I wonder if Dr. Weil knows that I only serve salmon at my dinner parties.
Andrew Weil was born June 8, 1942 to parents of German and Ukrainian descent. His parents owned a millinery store. While disconnected from the natural world as a child, he excelled academically. He attended both college and medical school at Harvard University. As an undergraduate, Weil took the class Plants & Human Affairs, an ethnobotany class taught by Richard Evans Schultes. He went on to major in botany and wrote his thesis on the narcotic properties of nutmeg, and also served as an editor of the Harvard Crimson and the Harvard Lampoon. After medical school, Weil unconventionally did not seek residency. He completed a medical internship at Mt. Zion Hospital in San Francisco then worked for a year with the National Institute of Mental Health. From 1971-1974, he traveled throughout South America as a fellow for the Institute of Current World Affairs. He published his first book, The Natural Mind, in 1972. The book's basic theme is that highs come from within the body, and that drugs access these states rather than produce them.
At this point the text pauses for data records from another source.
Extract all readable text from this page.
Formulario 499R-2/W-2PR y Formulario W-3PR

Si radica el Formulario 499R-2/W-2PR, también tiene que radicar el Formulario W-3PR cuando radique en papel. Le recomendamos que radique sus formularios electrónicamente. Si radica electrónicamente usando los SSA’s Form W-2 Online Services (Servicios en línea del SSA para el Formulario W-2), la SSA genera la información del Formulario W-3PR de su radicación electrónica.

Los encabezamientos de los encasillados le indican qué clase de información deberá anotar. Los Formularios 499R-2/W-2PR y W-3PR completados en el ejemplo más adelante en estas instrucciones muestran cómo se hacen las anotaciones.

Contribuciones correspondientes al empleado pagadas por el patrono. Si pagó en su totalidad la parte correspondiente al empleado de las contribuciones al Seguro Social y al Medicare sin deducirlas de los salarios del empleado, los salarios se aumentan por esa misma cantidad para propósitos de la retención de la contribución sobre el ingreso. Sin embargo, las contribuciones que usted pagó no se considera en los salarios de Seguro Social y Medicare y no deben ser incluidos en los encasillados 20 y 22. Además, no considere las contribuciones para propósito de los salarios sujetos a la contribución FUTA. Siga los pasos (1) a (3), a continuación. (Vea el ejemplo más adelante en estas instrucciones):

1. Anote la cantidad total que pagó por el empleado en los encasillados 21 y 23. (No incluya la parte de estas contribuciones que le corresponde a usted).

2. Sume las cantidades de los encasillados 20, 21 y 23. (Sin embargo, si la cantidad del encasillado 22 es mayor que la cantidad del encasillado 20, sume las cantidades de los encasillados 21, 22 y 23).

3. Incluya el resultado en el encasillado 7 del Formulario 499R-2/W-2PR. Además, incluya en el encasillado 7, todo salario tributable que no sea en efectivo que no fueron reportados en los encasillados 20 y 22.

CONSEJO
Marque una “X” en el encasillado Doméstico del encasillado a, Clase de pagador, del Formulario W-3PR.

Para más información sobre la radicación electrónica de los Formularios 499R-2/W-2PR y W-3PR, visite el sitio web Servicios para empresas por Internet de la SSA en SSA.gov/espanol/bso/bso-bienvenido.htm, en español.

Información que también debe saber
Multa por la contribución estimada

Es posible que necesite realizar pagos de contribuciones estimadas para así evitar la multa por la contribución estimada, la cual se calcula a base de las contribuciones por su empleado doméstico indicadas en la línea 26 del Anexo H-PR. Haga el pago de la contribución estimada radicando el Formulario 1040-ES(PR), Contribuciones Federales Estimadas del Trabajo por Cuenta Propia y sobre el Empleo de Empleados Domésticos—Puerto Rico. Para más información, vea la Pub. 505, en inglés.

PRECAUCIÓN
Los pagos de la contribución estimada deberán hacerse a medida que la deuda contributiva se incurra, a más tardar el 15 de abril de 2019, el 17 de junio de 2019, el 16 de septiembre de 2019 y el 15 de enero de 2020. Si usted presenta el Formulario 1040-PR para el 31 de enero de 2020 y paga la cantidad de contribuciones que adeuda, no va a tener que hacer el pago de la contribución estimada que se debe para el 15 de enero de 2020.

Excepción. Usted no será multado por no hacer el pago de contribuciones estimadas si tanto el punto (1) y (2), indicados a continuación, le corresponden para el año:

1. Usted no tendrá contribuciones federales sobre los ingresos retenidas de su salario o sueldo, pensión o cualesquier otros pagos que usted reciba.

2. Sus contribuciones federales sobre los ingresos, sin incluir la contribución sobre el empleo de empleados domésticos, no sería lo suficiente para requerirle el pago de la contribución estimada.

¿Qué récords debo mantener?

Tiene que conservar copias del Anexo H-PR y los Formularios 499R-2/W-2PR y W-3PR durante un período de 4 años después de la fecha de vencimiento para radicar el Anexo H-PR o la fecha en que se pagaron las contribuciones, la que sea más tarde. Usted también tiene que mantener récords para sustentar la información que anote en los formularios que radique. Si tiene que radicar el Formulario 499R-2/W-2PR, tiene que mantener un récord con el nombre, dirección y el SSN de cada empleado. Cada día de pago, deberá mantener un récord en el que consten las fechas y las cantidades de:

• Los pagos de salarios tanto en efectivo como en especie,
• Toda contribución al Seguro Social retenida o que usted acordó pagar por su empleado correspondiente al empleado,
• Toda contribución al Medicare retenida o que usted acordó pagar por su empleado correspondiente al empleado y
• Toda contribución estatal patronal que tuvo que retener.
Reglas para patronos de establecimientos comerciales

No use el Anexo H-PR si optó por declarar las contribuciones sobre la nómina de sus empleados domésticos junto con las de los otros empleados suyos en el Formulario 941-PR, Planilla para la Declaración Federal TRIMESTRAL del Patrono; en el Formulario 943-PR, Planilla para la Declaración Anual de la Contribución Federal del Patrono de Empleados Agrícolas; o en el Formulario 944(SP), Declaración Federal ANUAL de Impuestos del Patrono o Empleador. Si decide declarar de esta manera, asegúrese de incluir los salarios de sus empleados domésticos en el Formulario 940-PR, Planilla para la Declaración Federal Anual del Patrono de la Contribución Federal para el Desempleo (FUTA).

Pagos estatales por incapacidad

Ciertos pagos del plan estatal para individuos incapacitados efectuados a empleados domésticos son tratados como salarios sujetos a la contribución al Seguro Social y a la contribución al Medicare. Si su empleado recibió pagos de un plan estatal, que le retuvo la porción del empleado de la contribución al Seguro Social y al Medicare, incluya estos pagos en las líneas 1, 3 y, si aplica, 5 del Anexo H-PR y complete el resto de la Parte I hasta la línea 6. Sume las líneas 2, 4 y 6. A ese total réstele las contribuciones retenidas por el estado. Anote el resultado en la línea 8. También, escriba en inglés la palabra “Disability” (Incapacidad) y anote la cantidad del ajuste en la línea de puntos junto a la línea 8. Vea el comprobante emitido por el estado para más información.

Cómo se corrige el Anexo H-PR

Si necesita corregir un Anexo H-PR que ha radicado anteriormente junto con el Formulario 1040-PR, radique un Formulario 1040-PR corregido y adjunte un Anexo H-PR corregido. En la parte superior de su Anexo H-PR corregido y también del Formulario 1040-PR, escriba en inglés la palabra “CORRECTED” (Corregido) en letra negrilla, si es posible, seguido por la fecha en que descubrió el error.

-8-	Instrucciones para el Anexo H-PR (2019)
Weil has written or co-written nine books since, and was a regular contributor to High Times magazine from 1975 to 1983. His early works explored altered states of consciousness, but has since expanded his scope to encompass healthy lifestyles and health care in general. As Weil entered his 60s, he began shifting his focus to the health concerns of older Americans. His most recent book, Healthy Aging, looks at growing older from a physical, social and cross-cultural perspective, and emphasizes that aging cannot be reversed, but can be accompanied by good health, "serenity, wisdom, and its own kind of power and grace."